The development of cancer from the colon or rectum is given the term colorectal cancer (CRC). CRC usually begins as a tumour that is benign such as a polyp and over a period progresses into cancer. It affects both men and women. Over 2,700 people are diagnosed with CRC every year and it is the second most common cancer in Ireland. If diagnosed early, prognosis is good (Siegel et al., 2011).
Signs and symptoms of colorectal cancer.
Signs and symptoms varying depending on the tumour location in the bowel, and if it has metastasized. The typical warning signs are: bloody stool, constipation that is worsening, reduced stool thickness, decreased appetite, weight loss and vomiting or nauseas in a person aged over 50 years. About 50% of people that have CRC have no symptoms (Siegel et al., 2011).

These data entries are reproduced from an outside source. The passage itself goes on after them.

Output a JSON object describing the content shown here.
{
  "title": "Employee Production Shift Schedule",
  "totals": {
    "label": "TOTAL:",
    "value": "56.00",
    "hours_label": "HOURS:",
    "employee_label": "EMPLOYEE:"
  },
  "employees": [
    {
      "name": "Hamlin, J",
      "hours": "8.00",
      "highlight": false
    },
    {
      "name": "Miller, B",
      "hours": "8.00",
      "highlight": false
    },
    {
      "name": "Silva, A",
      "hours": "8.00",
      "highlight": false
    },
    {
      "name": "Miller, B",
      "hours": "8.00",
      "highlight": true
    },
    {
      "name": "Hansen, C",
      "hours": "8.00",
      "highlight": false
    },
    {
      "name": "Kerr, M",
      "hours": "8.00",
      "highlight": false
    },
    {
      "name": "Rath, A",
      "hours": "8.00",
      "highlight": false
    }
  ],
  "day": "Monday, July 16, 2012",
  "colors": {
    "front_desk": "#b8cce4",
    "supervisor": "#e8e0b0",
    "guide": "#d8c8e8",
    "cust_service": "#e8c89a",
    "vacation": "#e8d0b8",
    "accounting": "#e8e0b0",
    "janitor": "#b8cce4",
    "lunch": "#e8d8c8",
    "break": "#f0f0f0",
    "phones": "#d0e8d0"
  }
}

Etiology of colorectal cancer
More than 75-95% of CRC happens in people with minimal or absent genetic risk. Risk factors are older people, male, high fat diet, red and processed meat, alcohol, smoking, obesity and absent physical exercise. About 10% of CRCs are associated with not enough activity. The risk linked with alcohol seems to rise with more than a single drink a day. Streptococcus gallolyticus is linked with CRC (Siegel et al., 2011).
Individuals with inflammatory bowel disease, such as Crohn’s disease and ulcerative colitis, have a higher risk of CRC. The longer the person has the disease the higher the risk and the more severe the disease. Prevention using aspirin and frequent colonoscopies in these high-risk groups are recommended. Less than 2% of CRCs diagnosed yearly, inflammatory bowel disease accounts for (Siegel et al., 2011).
People with a history in the family with two or more first degree relatives have a two or three- fold increase of developing CRC and this category of people account for approximately 20% of cases. Some genetic syndromes are also linked with an increased risk of developing CRC. Hereditary nonpolyposis colorectal cancer (HNPCC or Lynch syndrome) is the most common one, which is seen in approximately 3% of cases of CRC. Other syndromes which are strongly linked with CRC are familial adenomatous polyposis (FAP) and Gardner syndrome. CRC almost always occurs in these people and accounts for 1% of CRC cases. Most deaths as a result of CRC are linked with the metastasis of the disease. Metastasis association in colon cancer 1 (MACC1) is a gene that seems to add to the ability for the metastasis of the disease. This gene encodes a transcriptional factor which influences the hepatocyte growth factor expression. Epigenetic factors like abnormal tumour suppressor promoter and DNA methylation play a part in the progression of CRC (Verhulst et al., 2012).
Pathogenesis of Colorectal cancer.
CRC originates from epithelial cells which are lining the colon or the rectum in the gastrointestinal trac, most often because of mutations of the Wnt signaling pathway which raises the signaling activity. These mutations may be acquired or inherited, and probably happen in the intestinal crypt stem cell. The APC gene is the most often gene that is mutated in all CRC, which creates the APC protein. The APC protein stops the build-up of the protein β-catenin. In the absence of APC, β-catenin builds up to high amounts and translocate to the nucleus, where it binds to DNA and the transcription of oncogenes is activated. Normally, these genes are vital for renewal of stem cells and their differentiation, but if inappropriately produced at high amounts, this can lead to cancer. Some cancers have higher β-catenin as a result of β-catenin (TNNB1) mutations which stops its own destruction or there are mutations in other genes that function similarly to APC like AXIN1, AXIN2, NKD1 or TCF7L2 (Verhulst et al., 2012).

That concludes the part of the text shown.